Temperature monitoring has become very common. The primary heat source is almost always the LED, not the battery, but it would be sufficient to detect a battery nearing thermal runaway. Low-voltage protection is common, but sometimes only a warning blink rather than a hard cutoff based on the idea that leaving the user in the dark might be worse than damaging a battery.
Some models have onboard charging, most often through MicroUSB. Correctly charging a single Li-ion cell is not difficult, and I haven't seen one get it seriously wrong yet.
LiFePO4 has seen a little use, but is not popular due to its much lower energy density. I suspect this has kept it out of other portable devices as well since users always seem to want longer runtime in ever smaller devices.

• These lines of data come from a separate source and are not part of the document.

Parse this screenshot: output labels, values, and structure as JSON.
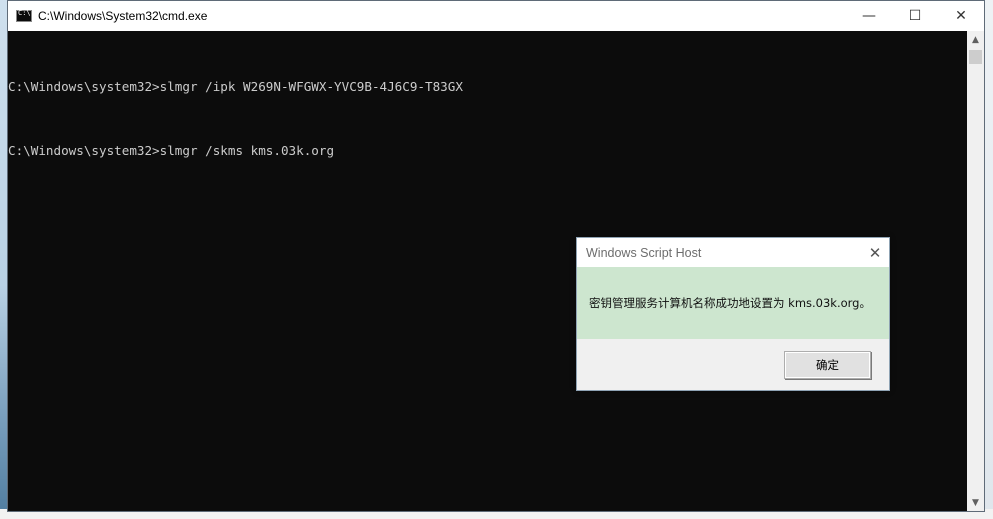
{
  "window": {
    "title": "C:\\Windows\\System32\\cmd.exe",
    "minimize_glyph": "—",
    "maximize_glyph": "☐",
    "close_glyph": "✕"
  },
  "console": {
    "lines": [
      "C:\\Windows\\system32>slmgr /ipk W269N-WFGWX-YVC9B-4J6C9-T83GX",
      "C:\\Windows\\system32>slmgr /skms kms.03k.org"
    ]
  },
  "dialog": {
    "title": "Windows Script Host",
    "message": "密钥管理服务计算机名称成功地设置为 kms.03k.org。",
    "ok_label": "确定",
    "close_glyph": "✕"
  },
  "icons": {
    "app": "terminal-icon",
    "scroll_up": "chevron-up-icon",
    "scroll_down": "chevron-down-icon"
  }
}
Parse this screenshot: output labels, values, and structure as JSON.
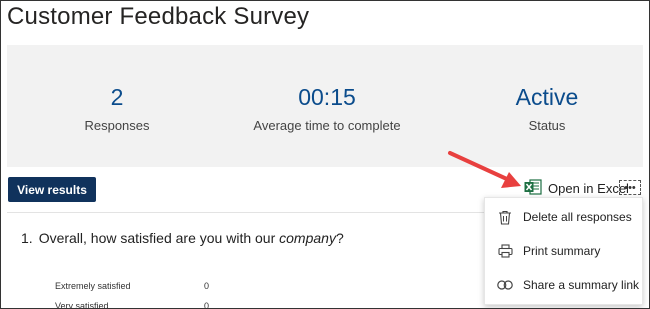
{
  "page": {
    "title": "Customer Feedback Survey"
  },
  "stats": [
    {
      "value": "2",
      "label": "Responses"
    },
    {
      "value": "00:15",
      "label": "Average time to complete"
    },
    {
      "value": "Active",
      "label": "Status"
    }
  ],
  "toolbar": {
    "view_results": "View results",
    "open_in_excel": "Open in Excel",
    "excel_icon": "excel-icon",
    "more_icon": "more-options-icon",
    "more_glyph": "•••"
  },
  "menu": {
    "items": [
      {
        "label": "Delete all responses",
        "icon": "trash-icon"
      },
      {
        "label": "Print summary",
        "icon": "printer-icon"
      },
      {
        "label": "Share a summary link",
        "icon": "link-icon"
      }
    ]
  },
  "question": {
    "number": "1.",
    "text_before": "Overall, how satisfied are you with our ",
    "emphasis": "company",
    "text_after": "?",
    "answers": [
      {
        "label": "Extremely satisfied",
        "count": "0"
      },
      {
        "label": "Very satisfied",
        "count": "0"
      }
    ]
  },
  "colors": {
    "accent": "#10325c",
    "stat_value": "#0b4c8c",
    "annotation_arrow": "#e8403f",
    "excel_green": "#1d6f42"
  }
}
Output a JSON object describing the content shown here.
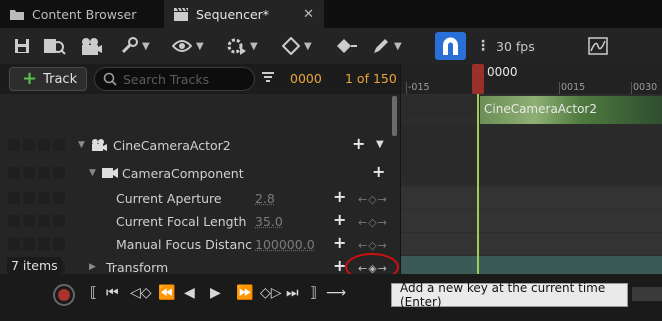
{
  "tabs": [
    {
      "label": "Content Browser",
      "icon": "folder-icon"
    },
    {
      "label": "Sequencer*",
      "icon": "clapperboard-icon"
    }
  ],
  "toolbar": {
    "fps": "30 fps",
    "icons": [
      "save-icon",
      "find-asset-icon",
      "camera-icon",
      "tools-icon",
      "view-options-icon",
      "playback-options-icon",
      "key-options-icon",
      "auto-key-icon",
      "edit-options-icon",
      "snap-magnet-icon",
      "more-icon",
      "curve-editor-icon"
    ]
  },
  "track_header": {
    "add_track_label": "Track",
    "search_placeholder": "Search Tracks",
    "current_frame": "0000",
    "frame_range": "1 of 150"
  },
  "outliner": {
    "rows": [
      {
        "label": "CineCameraActor2",
        "type": "actor"
      },
      {
        "label": "CameraComponent",
        "type": "component"
      },
      {
        "label": "Current Aperture",
        "value": "2.8"
      },
      {
        "label": "Current Focal Length",
        "value": "35.0"
      },
      {
        "label": "Manual Focus Distance (",
        "value": "100000.0"
      },
      {
        "label": "Transform",
        "type": "track"
      }
    ],
    "items_count": "7 items"
  },
  "timeline": {
    "playhead_label": "0000",
    "ticks": [
      "-015",
      "0015",
      "0030"
    ],
    "clip_label": "CineCameraActor2"
  },
  "tooltip": "Add a new key at the current time (Enter)",
  "colors": {
    "accent_blue": "#2a6fd6",
    "frame_orange": "#e7a53b",
    "playhead_red": "#9b2f2a",
    "playhead_green": "#9bcf5a",
    "annotation_red": "#d01010"
  }
}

It was popular for pro power tools for a while. Those get a lot of abuse, and people are constantly changing battery packs so they max out on charging cycles. DeWalt used LiFePO4 from A123 Systems. But they seem to have given that up.
I honestly wonder why. I developed a portable small-quantity project a few years ago and designed in a 20AH LiFePO4 battery pack; it seemed like the only sane choice. The cost was slightly higher and density was slightly lower, but the difference was less than 10%. Not having to be concerned with battery failure modes was a huge advantage. But those factors must be different at larger scales; the largest scale I can think of where density matters would be for a commercial electric 18-wheeler tractor; what chemistry do those use?